Recently, Newt and I were honored to attend the Capitol screening of “Sound of Freedom,” hosted by Speaker Kevin McCarthy. This powerful film ended with a striking statistic: “Human trafficking is a $150 billion-a-year business. The United States is one of the top destinations for human trafficking and is among the largest consumers of child sex.”
“Sound of Freedom” is an incredibly impactful film that has challenged audiences to confront the tragic reality of child exploitation. The scourge of child sex trafficking is both a global and domestic crisis.
In fact, human trafficking cases have been reported in every U.S. state. In a recent article for The Daily Signal, Emma Waters, a research associate with the DeVos Center for Life, Religion, and Family at The Heritage Foundation, wrote that according to some studies, an estimated 83 percent of child trafficking victims in the United States are Americans.
As Waters noted, “On average, a child enters the U.S. sex trade at 12 to 14 years old. Many are runaway girls who were sexually abused as children.”
Traffickers can target any child. Vulnerable minors are particularly at risk – especially those who do not have strong support networks, who have previously endured violence, who are homeless, or who are marginalized by society.
Last year, the National Center for Missing & Exploited Children received more than 19,000 reports of possible child sex trafficking, and its CyberTipline received 31.9 million reports of child pornography.
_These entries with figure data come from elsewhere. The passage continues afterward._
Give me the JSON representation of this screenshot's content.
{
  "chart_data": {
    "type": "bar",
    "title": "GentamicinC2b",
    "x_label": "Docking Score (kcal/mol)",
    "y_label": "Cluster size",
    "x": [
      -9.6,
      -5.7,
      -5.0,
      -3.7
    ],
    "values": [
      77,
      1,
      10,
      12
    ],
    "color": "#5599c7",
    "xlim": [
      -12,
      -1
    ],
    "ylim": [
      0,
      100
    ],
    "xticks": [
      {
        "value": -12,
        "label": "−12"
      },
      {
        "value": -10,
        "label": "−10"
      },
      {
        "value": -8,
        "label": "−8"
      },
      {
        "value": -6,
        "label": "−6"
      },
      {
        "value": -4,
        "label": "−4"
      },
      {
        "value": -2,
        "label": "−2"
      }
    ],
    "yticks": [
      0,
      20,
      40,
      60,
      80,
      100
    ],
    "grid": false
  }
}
Though child victims are often trafficked by someone they know, criminal predators and traffickers also target children using social media platforms and the internet to distribute explicit content worldwide.
A multi-national study conducted by Snapchat’s parent company recently gathered data on Generation Z teenagers and young adults from the United States, the United Kingdom, India, Germany, France, and Australia. The research found that approximately two of every three respondents (or someone they knew) were targeted by sextortion schemes, a crime by which victims are manipulated or coerced into creating and sharing explicit content with predators.
The study found that these young people were hacked or targeted by catfishing scams in which explicit imagery or personal information was used to blackmail victims into providing additional explicit content or money.
Additionally, according to an article published in the MIT Technology Review, research from the Internet Watch Foundation found that the United States hosts more child sexual abuse content online than any other country.
As the United Nations International Children’s Emergency Fund noted, “Trafficking is not just an issue that happens to people in other countries. The United States is a source and transit country and is also considered one of the top destination points for victims of child trafficking and exploitation.”
Sadly, the massive influx of illegal border crossings at the U.S. southern border is amplifying this crisis. Each year, approximately 50,000 people, mostly from Mexico and the Philippines, are trafficked into the United States.
President Joe Biden’s open border policies, which incentivize illegal immigration, are “directly linked to an increase in child trafficking in the United States,” according to The Heritage Foundation. Consider that in Fiscal Years 2021 and 2022, the U.S. Department of Health and Human Services counted 235,093 unaccompanied minors coming into the country, yet lost contact with more than 85,000 of them. But to be clear: These are only the children about which we know.
Despite the severity of the current crisis, we must not lose hope.
Efforts by law enforcement, such as “Operation Cross Country,” in its 13th year, and individuals such as Tim Ballard, who have dedicated their lives to liberating children from slavery, are sources of inspiration.
Every American must take an unwavering stand against the scourge of child trafficking that is tragically occurring in America and around the world.